Varriale Represents Mets Owners As They Secure Victory in Wrongful Death Case Involving Escalator

Varriale Represents Mets Owners As They Secure Victory in Wrongful Death Case Involving Escalator

(Editor’s note: The following case summary involving the New York Mets appeared recently in Sports Litigation Alert (www.sportslitigationalert.com), the nation’s leading sports law periodical, which publishes once every two weeks and features a searchable archive of more than 2,500 summaries and bylined articles. Representing the Mets owners was Carla Varriale, who besides being a partner at Havkins, Rosenfeld, Ritzert & Varriale and one of the nation’s leading sports law attorneys, is a sports law professor at Columbia University.)

A New York State Court Judge has handed a victory to Sterling Mets, L.P. (Sterling), Queens Ballpark Company, L.L.C. (QBC), Sterling Equities, L.L.C. (Equities) and the City of New York (the City) in a wrongful death case arising out of a tragic fall from an upper deck escalator at Shea Stadium (the Stadium).

Plaintiffs’ decedent fell from a stationary escalator when it allegedly malfunctioned and suddenly jerked, thereby propelling him over the handrail of the escalator and onto an escalator located two floors below. He sustained fatal injuries and his autopsy confirmed that he had a blood alcohol content of 0.16 percent.

His estate commenced an action and alleged a panoply of claims relating to the security, maintenance, design, manufacture, inspection, and repair of the escalators and the Stadium, as well as additional claims of strict products liability negligence, and breach of warranty claims against the escalator manufacturer and the escalator maintenance contractor at the Stadium. The Sterling, City, QBC and Equities commended a third-party action against the alcohol concessionaire.

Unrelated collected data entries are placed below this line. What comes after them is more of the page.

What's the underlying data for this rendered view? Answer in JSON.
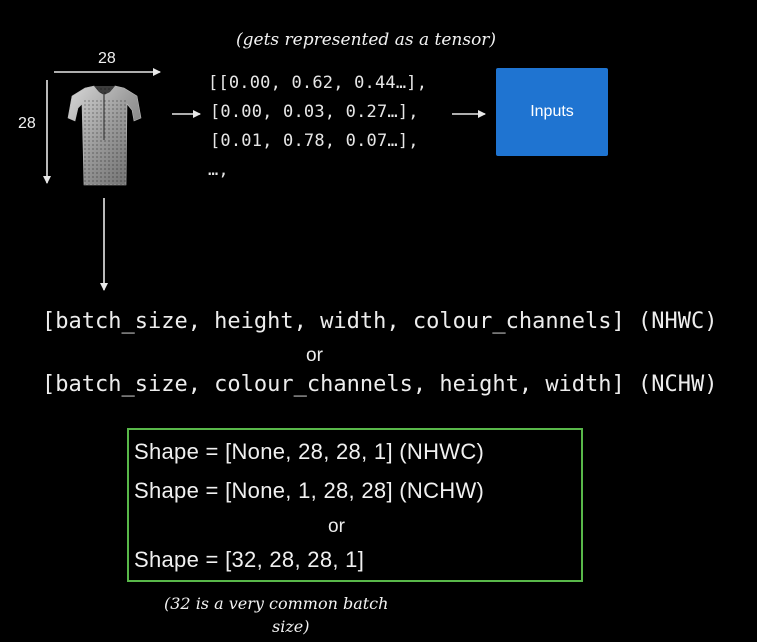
{
  "annotation_top": "(gets represented as a tensor)",
  "image_width_label": "28",
  "image_height_label": "28",
  "tensor_lines": [
    "[[0.00, 0.62, 0.44…],",
    "[0.00, 0.03, 0.27…],",
    "[0.01, 0.78, 0.07…],",
    "…,"
  ],
  "inputs_label": "Inputs",
  "formats": {
    "nhwc": "[batch_size, height, width, colour_channels] (NHWC)",
    "or": "or",
    "nchw": "[batch_size, colour_channels, height, width] (NCHW)"
  },
  "shapes": {
    "line1": "Shape = [None, 28, 28, 1] (NHWC)",
    "line2": "Shape = [None, 1, 28, 28] (NCHW)",
    "or": "or",
    "line3": "Shape = [32, 28, 28, 1]"
  },
  "annotation_bottom_line1": "(32 is a very common batch",
  "annotation_bottom_line2": "size)",
  "colors": {
    "inputs_box": "#1f74d1",
    "shape_box_border": "#59b84a",
    "background": "#000000"
  }
}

After discovery and depositions, including depositions of numerous non-party witnesses, the New York City Police Department detectives who investigated the accident and the New York City Department of Buildings inspector who confirmed that the subject escalator was functioning without issue before and immediately after the alleged accident, all defendants moved for summary judgment. Summary judgment was granted on behalf of all defendants because plaintiffs failed to adduce sufficient proof to support each and every cause of action.

Specifically with regard to Sterling and the City (QBC and Equities established as a matter of law that they did not own, occupy, possess, control or put to a special use the subject escalator and that they did not have any rights or obligations to maintain that property or the subject escalator), the Supreme Court, Queens County establish liability because the escalator was not defective or an unreasonably foreseeable hazard. Likewise, they demonstrated through expert evidence, that the alleged accident could not have happened as plaintiff alleged. The various escalator industry standards and Building Code violations alleged by plaintiff pertaining to the subject escalator were similarly defeated and shown to be either irrelevant or inapplicable.

Further plaintiffs’ claims that Sterling was negligent due to a putative failure to enforce its policy of barricading escalators in the seventh inning of a baseball game so that patrons leave the stadium via ramps were rejected by the court. The court cited to a line of cases holding that the violation of a company’s internal rules is not negligence in and of itself and that where, as here, when an internal policy exceeded the standard of reasonable care, that policy cannot serve as a basis for imposing liability.